Cet hôpital de santé mentale, est une institution communautaire. Elle ne reçoit, pour l’ instant, aucun support financier et/ou technique de l’international. Son fonctionnement est en fait basé sur une initiative citoyenne.
Pour avoir accès à ses services, il faut débourser un frais de 2000 gourdes lors de la première consultation. Ce frais diminuera au cours des rendez-vous.
Guesly Michel, psychologue, responsable en chef du Centre, nous a fait savoir que cette institution est unique en son genre, dans le pays.
Le psychologue spécialisé en santé communautaire se débat jour et nuit pour que la santé mentale soit accessible à tout le monde, riche ou pauvre.
Par ailleurs, Guesly Michel dit déplorer que la santé mentale qui est un véritable problème de santé publique dans le pays, soit reléguée en arrière plan, dans les politiques publique de santé en Haïti. «La majorité des gens qui nous consultent souffrent de dépressions nerveuses et de traumatismes psychiques.

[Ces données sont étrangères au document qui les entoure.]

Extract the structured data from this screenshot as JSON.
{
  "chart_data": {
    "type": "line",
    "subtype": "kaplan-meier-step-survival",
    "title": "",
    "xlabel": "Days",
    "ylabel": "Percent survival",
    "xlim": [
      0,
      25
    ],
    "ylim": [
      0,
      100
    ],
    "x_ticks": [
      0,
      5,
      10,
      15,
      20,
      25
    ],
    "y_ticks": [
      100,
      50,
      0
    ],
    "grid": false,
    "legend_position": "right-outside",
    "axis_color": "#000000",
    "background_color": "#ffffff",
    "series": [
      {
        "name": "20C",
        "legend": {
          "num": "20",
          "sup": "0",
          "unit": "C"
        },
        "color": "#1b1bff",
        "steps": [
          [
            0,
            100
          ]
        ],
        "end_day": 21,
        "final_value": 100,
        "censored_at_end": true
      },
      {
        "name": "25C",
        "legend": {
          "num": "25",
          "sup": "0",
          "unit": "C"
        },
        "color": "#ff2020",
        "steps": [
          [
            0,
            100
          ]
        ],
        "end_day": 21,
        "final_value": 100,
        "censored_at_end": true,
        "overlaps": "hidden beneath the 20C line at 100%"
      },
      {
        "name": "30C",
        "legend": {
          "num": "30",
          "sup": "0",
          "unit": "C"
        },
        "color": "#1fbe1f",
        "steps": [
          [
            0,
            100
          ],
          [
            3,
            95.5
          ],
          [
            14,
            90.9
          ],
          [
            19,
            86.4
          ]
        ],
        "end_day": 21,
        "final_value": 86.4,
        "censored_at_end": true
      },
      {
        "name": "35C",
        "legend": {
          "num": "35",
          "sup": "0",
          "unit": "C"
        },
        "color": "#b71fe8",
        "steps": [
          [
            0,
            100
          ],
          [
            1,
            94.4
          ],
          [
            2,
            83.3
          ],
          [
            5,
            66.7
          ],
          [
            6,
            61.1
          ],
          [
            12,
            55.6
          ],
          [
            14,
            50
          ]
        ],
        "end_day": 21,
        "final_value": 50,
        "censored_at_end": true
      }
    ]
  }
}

Viennent en deuxième position, les troubles bipolaires, ensuite l’épilepsie qui est à la fois une maladie physique et mentale » a-t-il souligné.
Jean Joseph (nom d’emprunt) un proche d’un patient épileptique, nous confie tristement qu’il a failli tuer l’un de ses cousins, en croyant qu’il était à l’origine de la maladie de son père âgé de 65 ans. « Notre famille a cru que c’était un mauvais sort. Des charlatans nous ont même révélé que notre père souffre d’une maladie maléfique » se désole Jean Joseph.
Il avoue que c’est grâce aux ordonnances des médecins de ce Centre que son cousin puisse heureusement avoir la vie sauve aujourd’hui.
L’Organisation panaméricaine de la santé (OPS) conjointement avec l’Organisation mondiale de la santé (OMS) dans un rapport sur la culture de la maladie mentale en Haïti déclare ne disposer pas de données fiables sur la prévalence des problèmes de santé mentale en Haïti. La répartition des diagnostics observés dans un hôpital psychiatrique a été estimée de la manière suivante : schizophrénie (50 %), trouble bipolaire avec manies (30 %), autres psychoses (15 %) et épilepsie (5 %).
Aussi, face à la sous-estimation de la population du tabou, de la peur, l’État haïtien ne devrait-il pas s’impliquer davantage en vue de dopter le pays d’une politique publique de santé mentale ?
Les troubles mentaux ou psychiques sont la principale cause de maladies non mortelles dans le monde. Ils représentent globalement 23% des causes de handicap devant les troubles musculosquelettiques : 21,3 %. Ces chiffres viennent de « Global burden of disease study », parut le 29 août 2013 dans les colonnes du journal médical britannique The Lancet.